Desenvolvimento tecnológico e dificuldades empresariais influenciaram o domínio das plataformas de streaming, a crise das gravadoras e a busca de artistas por carreiras independentes
Por Sarah Kelly (sarahkelly@usp.br)

A recente série brasileira lançada no Disney Plus Tá Tudo Certo (2023), interpretada por jovens da música brasileira, retrata a vida de uma cantora independente que teve sucesso na carreira graças à internet e seu romance com o estagiário de uma gravadora que sonha em ser uma estrela da música. O diretor e idealizador da produção, Felipe Simas, pontuou, em entrevista ao Estadão, que o foco da minissérie é o declínio das grandes gravadoras e a ascensão de artistas independentes. Além de propor reflexões sobre sonhos e o conceito de sucesso, Tá Tudo Certo levanta dúvidas sobre os limites entre realidade e ficção ao representar o atual cenário da indústria musical brasileira. 

A série é classificada  como uma autoficção: seus personagens carregam mesmo nome e características dos atores, a exemplo dos protagonistas Ana Caetano e Pedro Calais [Imagem: Reprodução/ Divulgação Disney+]

Afinal, a crise das gravadoras se limita à ficção? A sequência de acontecimentos históricos que proporcionaram essa situação, além de recentes casos de artistas, como Anitta, que tiveram sérios problemas com suas gravadoras, mostram que esse modelo de negócio está em colapso. 

A revolução e a decadência das gravadoras

A música popular como a conhecemos surge com os meios de gravação, explica o professor doutor Eduardo Vicente, especialista em indústria fonográfica.
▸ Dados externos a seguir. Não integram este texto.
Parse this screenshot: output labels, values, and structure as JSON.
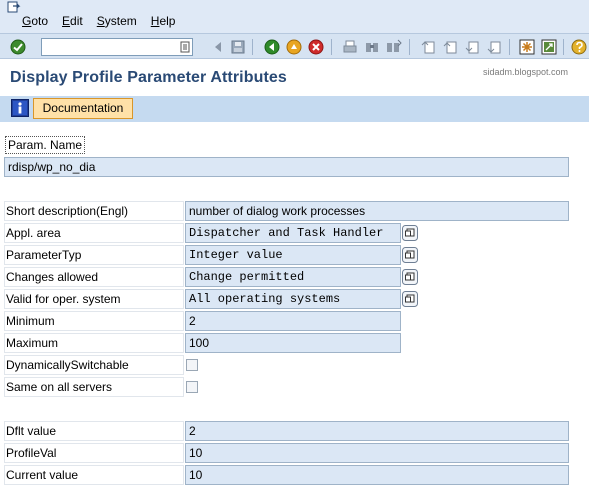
{
  "menu": {
    "items": [
      {
        "label": "Goto",
        "u": "G",
        "rest": "oto"
      },
      {
        "label": "Edit",
        "u": "E",
        "rest": "dit"
      },
      {
        "label": "System",
        "u": "S",
        "rest": "ystem"
      },
      {
        "label": "Help",
        "u": "H",
        "rest": "elp"
      }
    ]
  },
  "toolbar": {
    "command_field_value": "",
    "icons": [
      "enter-icon",
      "back-icon",
      "save-icon",
      "back-green-icon",
      "exit-icon",
      "cancel-icon",
      "print-icon",
      "find-icon",
      "find-next-icon",
      "first-page-icon",
      "previous-page-icon",
      "next-page-icon",
      "last-page-icon",
      "create-session-icon",
      "shortcut-icon",
      "help-icon"
    ]
  },
  "title": {
    "text": "Display Profile Parameter Attributes",
    "watermark": "sidadm.blogspot.com"
  },
  "app_toolbar": {
    "documentation_label": "Documentation"
  },
  "form": {
    "param_name_label": "Param. Name",
    "param_name_value": "rdisp/wp_no_dia",
    "short_desc_label": "Short description(Engl)",
    "short_desc_value": "number of dialog work processes",
    "appl_area_label": "Appl. area",
    "appl_area_value": "Dispatcher and Task Handler",
    "param_type_label": "ParameterTyp",
    "param_type_value": "Integer value",
    "changes_allowed_label": "Changes allowed",
    "changes_allowed_value": "Change permitted",
    "valid_os_label": "Valid for oper. system",
    "valid_os_value": "All operating systems",
    "minimum_label": "Minimum",
    "minimum_value": "2",
    "maximum_label": "Maximum",
    "maximum_value": "100",
    "dyn_switch_label": "DynamicallySwitchable",
    "dyn_switch_checked": false,
    "same_all_label": "Same on all servers",
    "same_all_checked": false,
    "dflt_label": "Dflt value",
    "dflt_value": "2",
    "profile_label": "ProfileVal",
    "profile_value": "10",
    "current_label": "Current value",
    "current_value": "10"
  },
  "colors": {
    "title": "#2a4a75",
    "field_bg": "#dbe7f5",
    "doc_button_bg": "#ffe1a8",
    "app_toolbar_bg": "#c5daf0"
  }
}
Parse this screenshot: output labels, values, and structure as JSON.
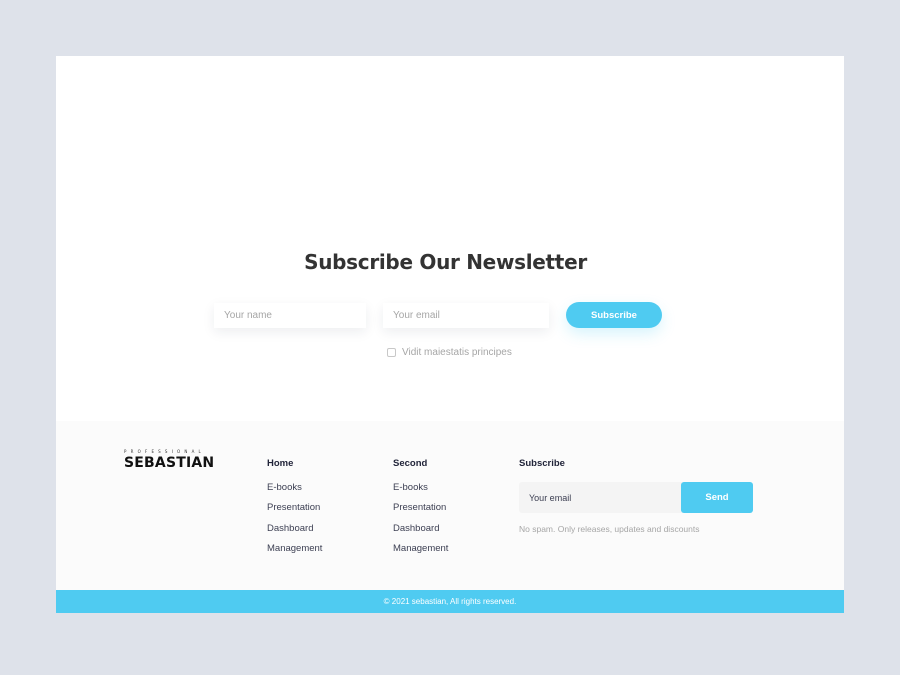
{
  "newsletter": {
    "title": "Subscribe Our Newsletter",
    "name_placeholder": "Your name",
    "email_placeholder": "Your email",
    "subscribe_label": "Subscribe",
    "checkbox_label": "Vidit maiestatis principes",
    "checkbox_checked": false
  },
  "footer": {
    "logo": {
      "tagline": "PROFESSIONAL",
      "name": "SEBASTIAN"
    },
    "columns": [
      {
        "heading": "Home",
        "links": [
          "E-books",
          "Presentation",
          "Dashboard",
          "Management"
        ]
      },
      {
        "heading": "Second",
        "links": [
          "E-books",
          "Presentation",
          "Dashboard",
          "Management"
        ]
      }
    ],
    "subscribe": {
      "heading": "Subscribe",
      "email_placeholder": "Your email",
      "send_label": "Send",
      "note": "No spam. Only releases, updates and discounts"
    },
    "copyright": "© 2021 sebastian, All rights reserved."
  },
  "colors": {
    "accent": "#4fcbf1",
    "page_bg": "#dee2ea",
    "footer_bg": "#fbfbfb",
    "heading": "#333333"
  }
}
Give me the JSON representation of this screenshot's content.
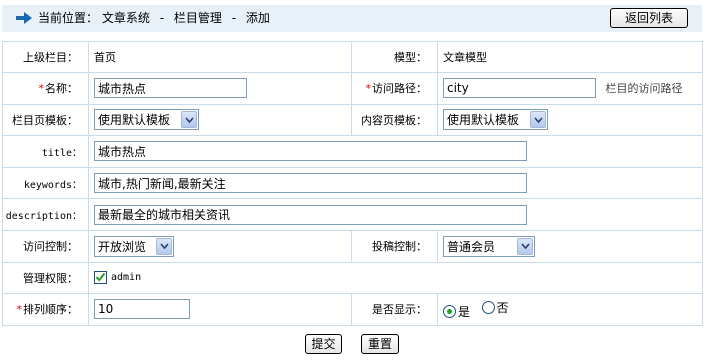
{
  "header": {
    "location_label": "当前位置：",
    "crumbs": [
      "文章系统",
      "栏目管理",
      "添加"
    ],
    "crumb_sep": "-",
    "back_button": "返回列表"
  },
  "form": {
    "parent": {
      "label": "上级栏目：",
      "value": "首页"
    },
    "model": {
      "label": "模型：",
      "value": "文章模型"
    },
    "name": {
      "label": "名称：",
      "required_mark": "*",
      "value": "城市热点"
    },
    "path": {
      "label": "访问路径：",
      "required_mark": "*",
      "value": "city",
      "hint": "栏目的访问路径"
    },
    "list_template": {
      "label": "栏目页模板：",
      "selected": "使用默认模板"
    },
    "content_template": {
      "label": "内容页模板：",
      "selected": "使用默认模板"
    },
    "title": {
      "label": "title：",
      "value": "城市热点"
    },
    "keywords": {
      "label": "keywords：",
      "value": "城市,热门新闻,最新关注"
    },
    "description": {
      "label": "description：",
      "value": "最新最全的城市相关资讯"
    },
    "access": {
      "label": "访问控制：",
      "selected": "开放浏览"
    },
    "submit_control": {
      "label": "投稿控制：",
      "selected": "普通会员"
    },
    "permission": {
      "label": "管理权限：",
      "option": "admin",
      "checked": true
    },
    "order": {
      "label": "排列顺序：",
      "required_mark": "*",
      "value": "10"
    },
    "show": {
      "label": "是否显示：",
      "options": [
        "是",
        "否"
      ],
      "selected": "是"
    }
  },
  "actions": {
    "submit": "提交",
    "reset": "重置"
  },
  "colors": {
    "accent": "#1a68b5",
    "border": "#c8dced",
    "header_bg": "#e8f1f8",
    "required": "#e00000"
  }
}
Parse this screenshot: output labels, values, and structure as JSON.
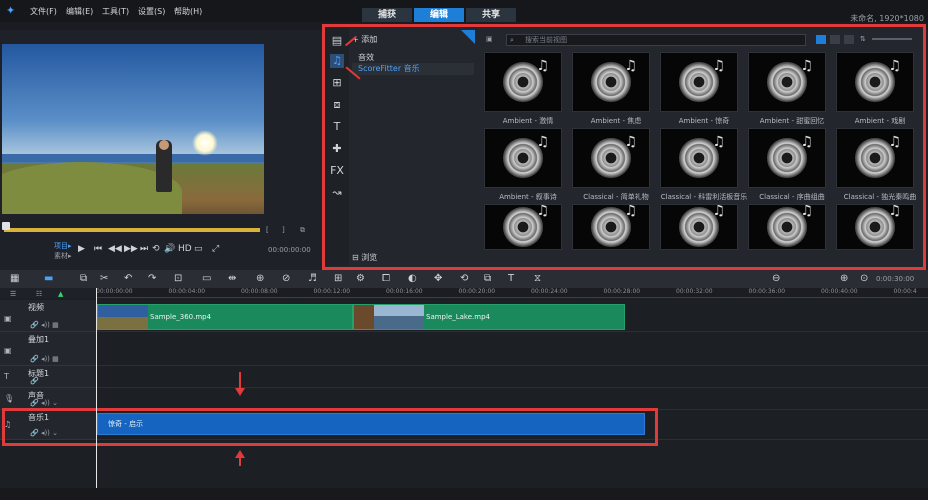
{
  "menubar": {
    "items": [
      "文件(F)",
      "编辑(E)",
      "工具(T)",
      "设置(S)",
      "帮助(H)"
    ],
    "workspace_tabs": [
      "捕获",
      "编辑",
      "共享"
    ],
    "project": "未命名, 1920*1080"
  },
  "player": {
    "mode_project": "项目▸",
    "mode_clip": "素材▸",
    "hd_label": "HD",
    "timecode": "00:00:00:00",
    "bracket_in": "[",
    "bracket_out": "]"
  },
  "library": {
    "add_label": "添加",
    "categories": [
      "音效",
      "ScoreFitter 音乐"
    ],
    "selected_category": "ScoreFitter 音乐",
    "search_placeholder": "搜索当前视图",
    "browse_label": "浏览",
    "items": [
      "Ambient - 激情",
      "Ambient - 焦虑",
      "Ambient - 惊奇",
      "Ambient - 甜蜜回忆",
      "Ambient - 戏剧",
      "Ambient - 叙事诗",
      "Classical - 简单礼物",
      "Classical - 科雷利活板音乐",
      "Classical - 序曲组曲",
      "Classical - 独光秦鸣曲",
      "",
      "",
      "",
      "",
      ""
    ]
  },
  "timeline": {
    "zoom_timecode": "0:00:30:00",
    "ruler": [
      "00:00:00:00",
      "00:00:04:00",
      "00:00:08:00",
      "00:00:12:00",
      "00:00:16:00",
      "00:00:20:00",
      "00:00:24:00",
      "00:00:28:00",
      "00:00:32:00",
      "00:00:36:00",
      "00:00:40:00",
      "00:00:4"
    ],
    "tracks": [
      {
        "name": "视频"
      },
      {
        "name": "叠加1"
      },
      {
        "name": "标题1"
      },
      {
        "name": "声音"
      },
      {
        "name": "音乐1"
      }
    ],
    "clips": [
      {
        "label": "Sample_360.mp4"
      },
      {
        "label": "Sample_Lake.mp4"
      }
    ],
    "music_clip": "惊奇 - 启示"
  },
  "colors": {
    "accent": "#1d7fd8",
    "highlight_box": "#e03a3a",
    "video_clip": "#1a8a5c",
    "music_clip": "#1565c0"
  }
}
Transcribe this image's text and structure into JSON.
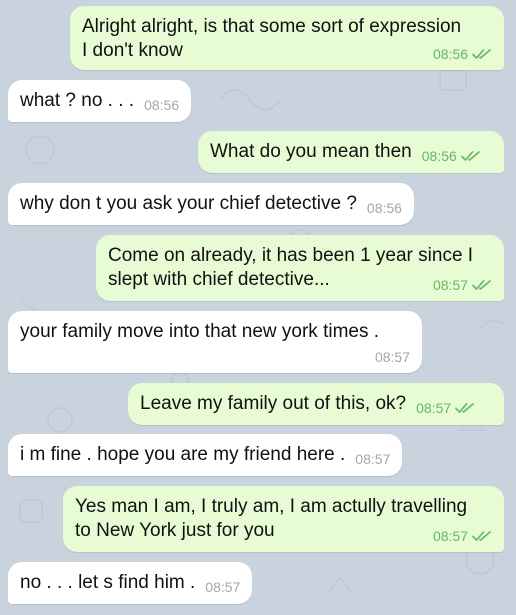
{
  "colors": {
    "wallpaper": "#c9d3dd",
    "outgoing_bubble": "#e7fbd4",
    "incoming_bubble": "#ffffff",
    "outgoing_meta": "#67b766",
    "incoming_meta": "#a0a7ad"
  },
  "messages": [
    {
      "direction": "out",
      "text": "Alright alright, is that some sort of expression\nI don't know",
      "time": "08:56",
      "status_icon": "double-check-icon"
    },
    {
      "direction": "in",
      "text": "what ? no . . .",
      "time": "08:56"
    },
    {
      "direction": "out",
      "text": "What do you mean then",
      "time": "08:56",
      "status_icon": "double-check-icon"
    },
    {
      "direction": "in",
      "text": "why don t you ask your chief detective ?",
      "time": "08:56"
    },
    {
      "direction": "out",
      "text": "Come on already, it has been 1 year since I\nslept with chief detective...",
      "time": "08:57",
      "status_icon": "double-check-icon"
    },
    {
      "direction": "in",
      "text": "your family move into that new york times .",
      "time": "08:57"
    },
    {
      "direction": "out",
      "text": "Leave my family out of this, ok?",
      "time": "08:57",
      "status_icon": "double-check-icon"
    },
    {
      "direction": "in",
      "text": "i m fine . hope you are my friend here .",
      "time": "08:57"
    },
    {
      "direction": "out",
      "text": "Yes man I am, I truly am, I am actully travelling\nto New York just for you",
      "time": "08:57",
      "status_icon": "double-check-icon"
    },
    {
      "direction": "in",
      "text": "no . . . let s find him .",
      "time": "08:57"
    }
  ]
}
A sobrevivência da cultura musical, que até então dependia da tradição oral, é revolucionada no Brasil e na América do Sul em 1902, com a chegada da primeira gravadora, a Casa Edison. Na década de 20, com a transição de uma fase mecânica — em que o gramofone movido a corda era necessário para a tocagem de discos — para a fase elétrica, mais gravadoras chegam ao Brasil, consolidando uma indústria musical.  No período pós-Segunda Guerra Mundial, o desenvolvimento foi ainda maior, pois a juventude passou a ser o principal público consumidor de músicas e a indústria adaptou suas tendências para essa mudança. O professor esclarece que, a partir desse momento, é possível perceber uma dinâmica de oposição entre as grandes gravadoras internacionais, chamadas de majors, e as gravadoras independentes e nacionais, também conhecidas como indies, normalmente ligadas a gêneros musicais específicos.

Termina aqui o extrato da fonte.